See how we're able to use GetStreamAsync to stream the file and copy that stream to a FileStream? This is how you download a file in any .NET Core project, nothing special here even though it's in WebAssembly.

Then create another function to unpack the zip:

1
let extractZip path = ZipFile.ExtractToDirectory(path, Environment.CurrentDirectory)

Finally, the OnInitializedAsync can be updated:

 1
 2
 3
 4
 5
 6
 7
 8
 9
10
11
override this.OnInitializedAsync() =
    task {
        let! indexPath = downloadIndex()
        extractZip indexPath

        dir <- FSDirectory.Open(Environment.CurrentDirectory)
        reader <- DirectoryReader.Open dir

        this.IndexLoaded <- true
    }
    |> Task.Ignore

Look at that, 25 lines down to 12, and since Lucene.NET is very efficient at opening indexes the application now only takes as long as it takes to download and extract the zip archive (we're talking fractions of a second vs ten's of seconds).

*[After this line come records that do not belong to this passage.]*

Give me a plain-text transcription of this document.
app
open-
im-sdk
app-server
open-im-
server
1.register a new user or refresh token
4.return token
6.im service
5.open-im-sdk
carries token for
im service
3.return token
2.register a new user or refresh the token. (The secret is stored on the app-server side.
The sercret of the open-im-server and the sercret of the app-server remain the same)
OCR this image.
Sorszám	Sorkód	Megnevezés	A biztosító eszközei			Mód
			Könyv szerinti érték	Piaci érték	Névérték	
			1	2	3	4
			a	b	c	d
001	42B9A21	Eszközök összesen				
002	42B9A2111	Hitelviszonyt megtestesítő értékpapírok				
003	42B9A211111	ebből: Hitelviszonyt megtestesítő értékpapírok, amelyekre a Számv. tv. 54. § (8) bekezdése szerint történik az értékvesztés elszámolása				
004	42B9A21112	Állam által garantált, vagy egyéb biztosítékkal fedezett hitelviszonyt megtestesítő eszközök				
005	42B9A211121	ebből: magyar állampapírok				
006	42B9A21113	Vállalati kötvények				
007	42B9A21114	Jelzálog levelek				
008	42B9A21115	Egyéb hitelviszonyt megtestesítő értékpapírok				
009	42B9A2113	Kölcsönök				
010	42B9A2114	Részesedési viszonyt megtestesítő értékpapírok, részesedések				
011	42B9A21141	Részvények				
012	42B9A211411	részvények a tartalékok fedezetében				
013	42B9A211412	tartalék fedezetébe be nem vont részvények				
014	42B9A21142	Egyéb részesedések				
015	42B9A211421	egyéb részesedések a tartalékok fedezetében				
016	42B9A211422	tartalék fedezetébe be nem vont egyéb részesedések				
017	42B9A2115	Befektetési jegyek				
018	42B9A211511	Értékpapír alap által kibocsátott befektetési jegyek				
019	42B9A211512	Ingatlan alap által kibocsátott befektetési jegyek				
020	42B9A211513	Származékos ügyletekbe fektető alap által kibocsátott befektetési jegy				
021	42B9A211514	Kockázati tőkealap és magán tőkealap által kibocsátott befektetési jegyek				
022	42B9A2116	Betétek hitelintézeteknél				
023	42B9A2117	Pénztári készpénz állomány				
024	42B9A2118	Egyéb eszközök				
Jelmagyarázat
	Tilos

You'll find the fully updated component on GitHub.

Conclusion

Like with the original experiment to run Lucene.NET in Blazor WebAssembly I was pretty amazed that this “just worked”, especially since it involves downloading a zip file, writing it “to disk” and then unpacking the archive. I remember early in my career that it was nearly impossible to do that on the server and now it's less than 50 lines of code running in the browser!

That aside I think this is a nifty way to think about optimising Blazor applications. It's very easy to forget that Blazor WASM is going to be running on every client that connects, so they are all going to be doing the heavy lifting, so if there's an opportunity to offload some of that work and simplify what the client has to do, then it makes sense to do it.

Here it was a case of generating a Lucene.NET index that we then download, but it could be any number of things that your application would normally “create on startup”.

But in the end it all “just works”, which you can see on my sites search feature and the full source code is in the Search folder on my blog's GitHub repo.